Programação de Jogos Gustavo Sverzut Barbieri

Introdução

Este curso apresentará a implementação passo a passo de um jogo de nave espacial no estilo "side scrolling", porém os conceitos se aplicam para todos os jogos 2-D e até mesmo os 3-D (porém a técnica de mostrar as imagens é diferente).

A implementação usará a linguagem de programação Python e a biblioteca PyGame devido a facilidade de implementação e ao caráter multi-plataforma de ambos. Apesar da implementação ser em uma linguagem orientada a objetos, será indicado como proceder em uma linguagem procedural, portanto um programador de C ou Pascal conseguirá compreender os conceitos.

Para uma abordagem mais completa sobre PyGame e a parte técnica da programação de jogos, vide http://palestras.gustavobarbieri.com.br/pygame/, documento no qual eu descrevo as APIs.

O código fonte do jogo se encontra em http://www.gustavobarbieri.com.br/jogos/jogo.tar.gz. Você deverá acompanhar o curso olhando no conteúdo deste arquivo!

Recursos Utilizados

Neste documento utilizarei das seguintes notações de cores:

Classe
representa uma classe.
função
representa uma função ou método.
variável
representa uma variável ou atributo.

Este texto utiliza-se de recursos DHTML, os título de seção e imagens são clicáveis e se expandem/contraem, facilitando assim a leitura do texto. É recomendado que após as imagens sejam vistas estas sejam contraídas para não atrapalharem.

a01: O Básico de Qualquer Jogo

Qualquer jogo funciona em torno de um laço principal e é por este laço que começamos. Código Fonte.

O jogo será totalmente contido em uma classe básica chamada Game. Esta classe não precisaria existir, poderia ser código direto em uma função main(), porém eu gosto de deixar as coisas bem organizadas e então uso esta classe, a qual vai conter como atributos as variáveis comuns a várias chamadas, tais como o nosso laço principal, tratador de eventos e outras.

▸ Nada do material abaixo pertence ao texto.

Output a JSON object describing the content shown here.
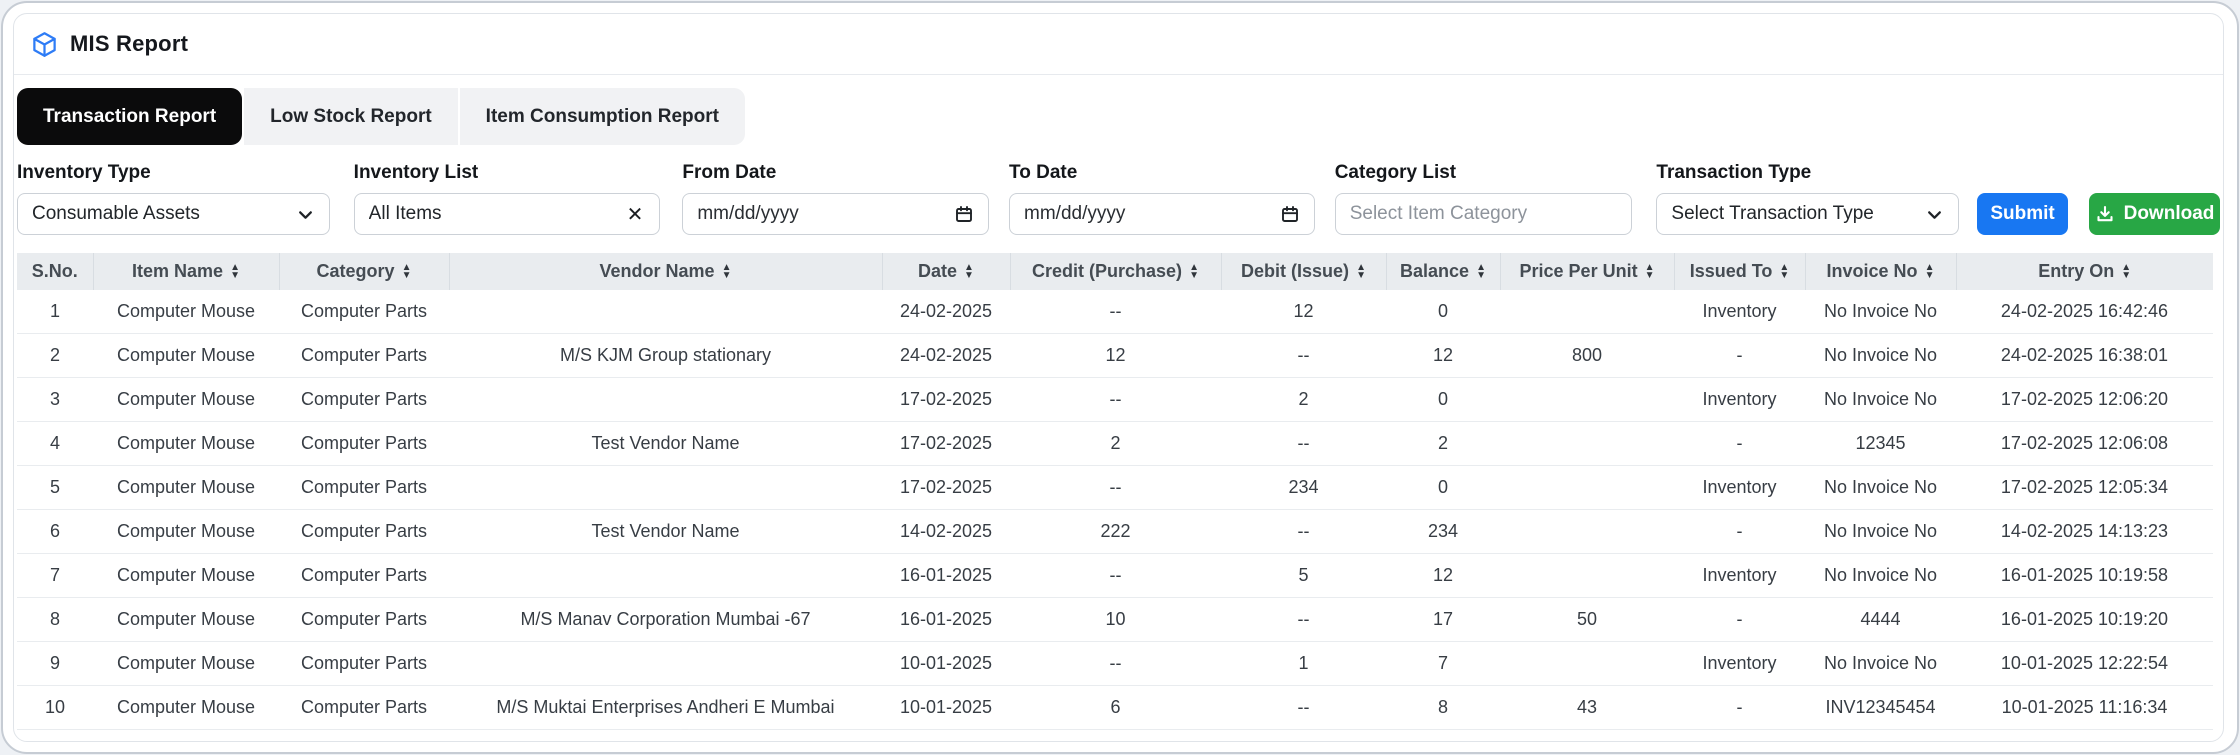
{
  "header": {
    "title": "MIS Report"
  },
  "tabs": [
    {
      "label": "Transaction Report",
      "active": true
    },
    {
      "label": "Low Stock Report",
      "active": false
    },
    {
      "label": "Item Consumption Report",
      "active": false
    }
  ],
  "filters": {
    "inventory_type": {
      "label": "Inventory Type",
      "value": "Consumable Assets"
    },
    "inventory_list": {
      "label": "Inventory List",
      "value": "All Items",
      "clear": "✕"
    },
    "from_date": {
      "label": "From Date",
      "placeholder": "mm/dd/yyyy"
    },
    "to_date": {
      "label": "To Date",
      "placeholder": "mm/dd/yyyy"
    },
    "category_list": {
      "label": "Category List",
      "placeholder": "Select Item Category"
    },
    "transaction_type": {
      "label": "Transaction Type",
      "value": "Select Transaction Type"
    }
  },
  "actions": {
    "submit": "Submit",
    "download": "Download"
  },
  "table": {
    "columns": [
      {
        "label": "S.No.",
        "sortable": false
      },
      {
        "label": "Item Name",
        "sortable": true
      },
      {
        "label": "Category",
        "sortable": true
      },
      {
        "label": "Vendor Name",
        "sortable": true
      },
      {
        "label": "Date",
        "sortable": true
      },
      {
        "label": "Credit (Purchase)",
        "sortable": true
      },
      {
        "label": "Debit (Issue)",
        "sortable": true
      },
      {
        "label": "Balance",
        "sortable": true
      },
      {
        "label": "Price Per Unit",
        "sortable": true
      },
      {
        "label": "Issued To",
        "sortable": true
      },
      {
        "label": "Invoice No",
        "sortable": true
      },
      {
        "label": "Entry On",
        "sortable": true
      }
    ],
    "rows": [
      [
        "1",
        "Computer Mouse",
        "Computer Parts",
        "",
        "24-02-2025",
        "--",
        "12",
        "0",
        "",
        "Inventory",
        "No Invoice No",
        "24-02-2025 16:42:46"
      ],
      [
        "2",
        "Computer Mouse",
        "Computer Parts",
        "M/S KJM Group stationary",
        "24-02-2025",
        "12",
        "--",
        "12",
        "800",
        "-",
        "No Invoice No",
        "24-02-2025 16:38:01"
      ],
      [
        "3",
        "Computer Mouse",
        "Computer Parts",
        "",
        "17-02-2025",
        "--",
        "2",
        "0",
        "",
        "Inventory",
        "No Invoice No",
        "17-02-2025 12:06:20"
      ],
      [
        "4",
        "Computer Mouse",
        "Computer Parts",
        "Test Vendor Name",
        "17-02-2025",
        "2",
        "--",
        "2",
        "",
        "-",
        "12345",
        "17-02-2025 12:06:08"
      ],
      [
        "5",
        "Computer Mouse",
        "Computer Parts",
        "",
        "17-02-2025",
        "--",
        "234",
        "0",
        "",
        "Inventory",
        "No Invoice No",
        "17-02-2025 12:05:34"
      ],
      [
        "6",
        "Computer Mouse",
        "Computer Parts",
        "Test Vendor Name",
        "14-02-2025",
        "222",
        "--",
        "234",
        "",
        "-",
        "No Invoice No",
        "14-02-2025 14:13:23"
      ],
      [
        "7",
        "Computer Mouse",
        "Computer Parts",
        "",
        "16-01-2025",
        "--",
        "5",
        "12",
        "",
        "Inventory",
        "No Invoice No",
        "16-01-2025 10:19:58"
      ],
      [
        "8",
        "Computer Mouse",
        "Computer Parts",
        "M/S Manav Corporation Mumbai -67",
        "16-01-2025",
        "10",
        "--",
        "17",
        "50",
        "-",
        "4444",
        "16-01-2025 10:19:20"
      ],
      [
        "9",
        "Computer Mouse",
        "Computer Parts",
        "",
        "10-01-2025",
        "--",
        "1",
        "7",
        "",
        "Inventory",
        "No Invoice No",
        "10-01-2025 12:22:54"
      ],
      [
        "10",
        "Computer Mouse",
        "Computer Parts",
        "M/S Muktai Enterprises Andheri E Mumbai",
        "10-01-2025",
        "6",
        "--",
        "8",
        "43",
        "-",
        "INV12345454",
        "10-01-2025 11:16:34"
      ]
    ]
  },
  "colors": {
    "accent_blue": "#1877f2",
    "success_green": "#28a745",
    "active_tab_bg": "#0b0b0c",
    "table_header_bg": "#e9ecef",
    "app_icon_blue": "#2e7cf6"
  },
  "icons": {
    "app": "cube-icon",
    "sort": "sort-arrows-icon",
    "calendar": "calendar-icon",
    "chevron": "chevron-down-icon",
    "clear": "close-icon",
    "download": "download-icon"
  }
}
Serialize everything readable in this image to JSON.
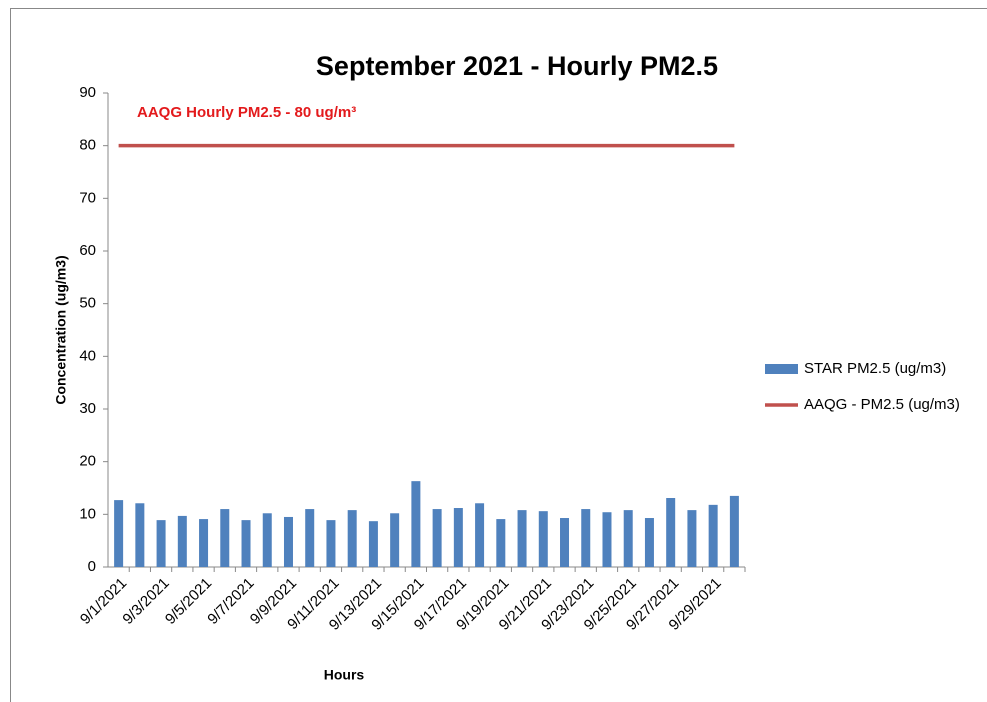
{
  "chart_data": {
    "type": "bar",
    "title": "September 2021 - Hourly PM2.5",
    "x_label": "Hours",
    "y_label": "Concentration (ug/m3)",
    "annotations": [
      "AAQG Hourly PM2.5 - 80 ug/m³"
    ],
    "categories": [
      "9/1/2021",
      null,
      "9/3/2021",
      null,
      "9/5/2021",
      null,
      "9/7/2021",
      null,
      "9/9/2021",
      null,
      "9/11/2021",
      null,
      "9/13/2021",
      null,
      "9/15/2021",
      null,
      "9/17/2021",
      null,
      "9/19/2021",
      null,
      "9/21/2021",
      null,
      "9/23/2021",
      null,
      "9/25/2021",
      null,
      "9/27/2021",
      null,
      "9/29/2021",
      null
    ],
    "series": [
      {
        "name": "STAR PM2.5 (ug/m3)",
        "type": "bar",
        "color": "#4f81bd",
        "values": [
          12.7,
          12.1,
          8.9,
          9.7,
          9.1,
          11.0,
          8.9,
          10.2,
          9.5,
          11.0,
          8.9,
          10.8,
          8.7,
          10.2,
          16.3,
          11.0,
          11.2,
          12.1,
          9.1,
          10.8,
          10.6,
          9.3,
          11.0,
          10.4,
          10.8,
          9.3,
          13.1,
          10.8,
          11.8,
          13.5
        ]
      },
      {
        "name": "AAQG - PM2.5 (ug/m3)",
        "type": "line",
        "color": "#c0504d",
        "values": [
          80,
          80,
          80,
          80,
          80,
          80,
          80,
          80,
          80,
          80,
          80,
          80,
          80,
          80,
          80,
          80,
          80,
          80,
          80,
          80,
          80,
          80,
          80,
          80,
          80,
          80,
          80,
          80,
          80,
          80
        ]
      }
    ],
    "ylim": [
      0,
      90
    ],
    "yticks": [
      0,
      10,
      20,
      30,
      40,
      50,
      60,
      70,
      80,
      90
    ],
    "grid": false,
    "legend": "right"
  }
}
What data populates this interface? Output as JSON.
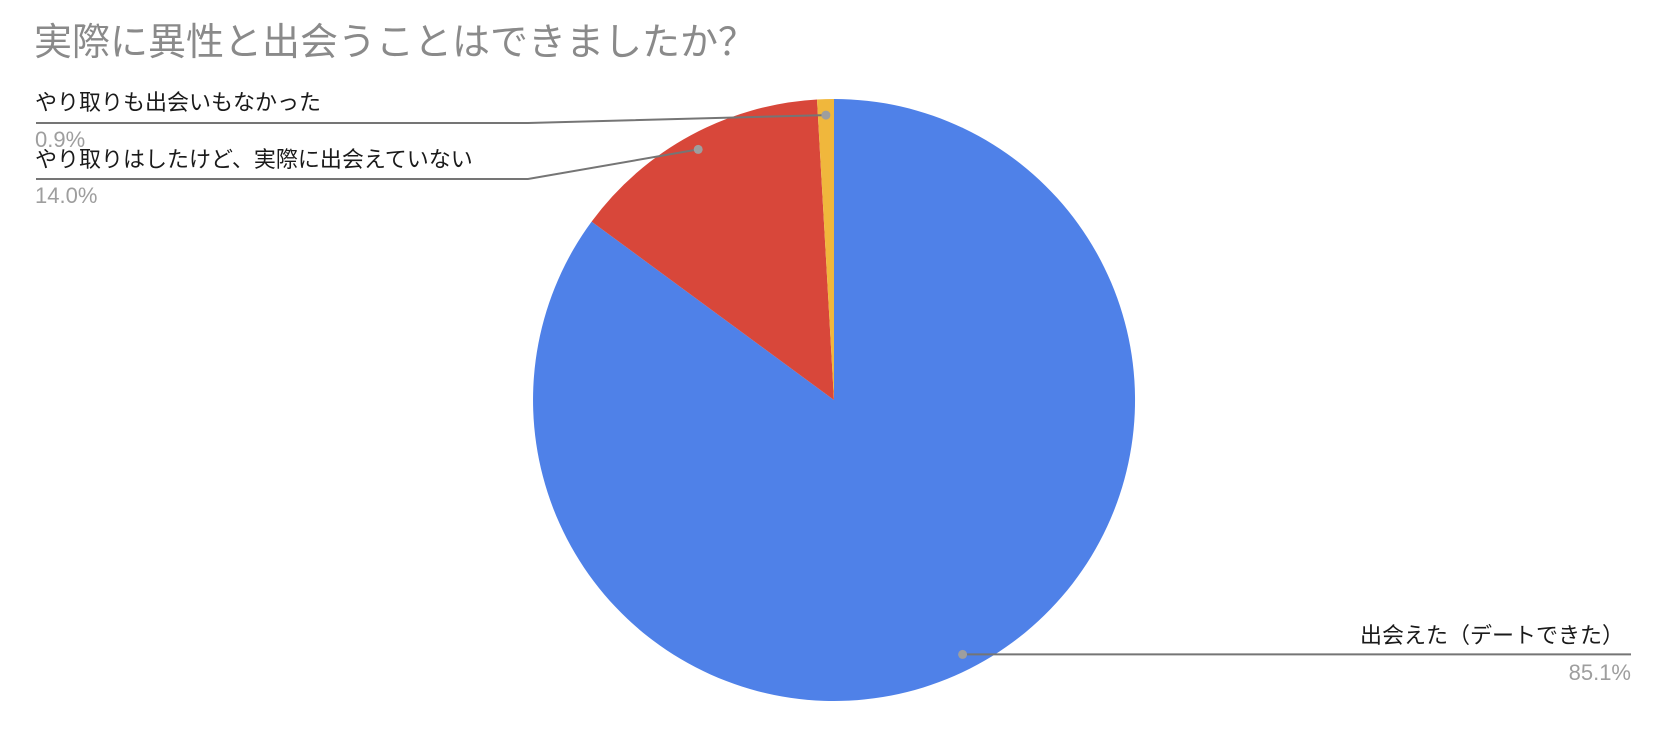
{
  "chart_data": {
    "type": "pie",
    "title": "実際に異性と出会うことはできましたか？",
    "legend_position": "labeled-callouts",
    "direction": "clockwise",
    "start_angle_deg": 0,
    "total_percent": 100,
    "slices": [
      {
        "label": "出会えた（デートできた）",
        "value": 85.1,
        "percent_label": "85.1%",
        "color": "#4f81e8"
      },
      {
        "label": "やり取りはしたけど、実際に出会えていない",
        "value": 14.0,
        "percent_label": "14.0%",
        "color": "#d8473a"
      },
      {
        "label": "やり取りも出会いもなかった",
        "value": 0.9,
        "percent_label": "0.9%",
        "color": "#f0b73c"
      }
    ]
  },
  "colors": {
    "background": "#ffffff",
    "title_text": "#8a8a8a",
    "label_text": "#1a1a1a",
    "percent_text": "#9e9e9e",
    "leader_line": "#757575",
    "leader_dot": "#9e9e9e"
  }
}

No diagrama de classes da versão a01 podemos ver que temos duas classes: Game e Background. A primeira conterá o laço principal loop() e terá uma instância de Background, que representará o fundo do nosso jogo.

a01: classes existentes

Diagrama de Classes da versão a01.

A execução desta versão apresentará apenas uma tela preta, que ficará aberta até que o botão de fechar janela ou a tecla ESC sejam pressionados. Aparentemente isto é inútil porém isso tem tudo que um jogo precisa! Veja o laço principal loop(), ele chama sequencialmente:

handle_events()
Trata os eventos, tomando as ações necessárias.
actors_update( dt )
Atualiza cada ator do jogo, seja ele o fundo, a nave, os inimigos, os tiros, o placar, ou seja, tudo que é dinâmico. O parâmetro passado é utilizado como o tempo, pois se algum ator muda algum parâmetro baseado nisso, ele deve utilizar este valor. Atualizar o ator não é desenhá-lo na tela e sim atualizar o seu estado interno. Em geral cada ator provê um método update() o qual é invocado para fazer tal atualização.
actors_draw()
Nesta fase os atores serão desenhados na tela. A posição de desenho, bem como o conteúdo a ser desenhado, serão determinados a partir do estado interno do jogador. Em geral cada ator provê um método draw( screen ), o qual recebe a tela como parâmetro e faz ele mesmo os desenhos.

Observe que apesar desta estrutura estar modelada em classes, utilizando programação orientada a objetos, ela poderia muito bem ser feita em qualquer linguagem. Por exemplo, em C poderíamos ter estruturas representando cada ator, cada ator conter uma chamada de retorno ("callback") para fazer sua atualização e desenho na tela.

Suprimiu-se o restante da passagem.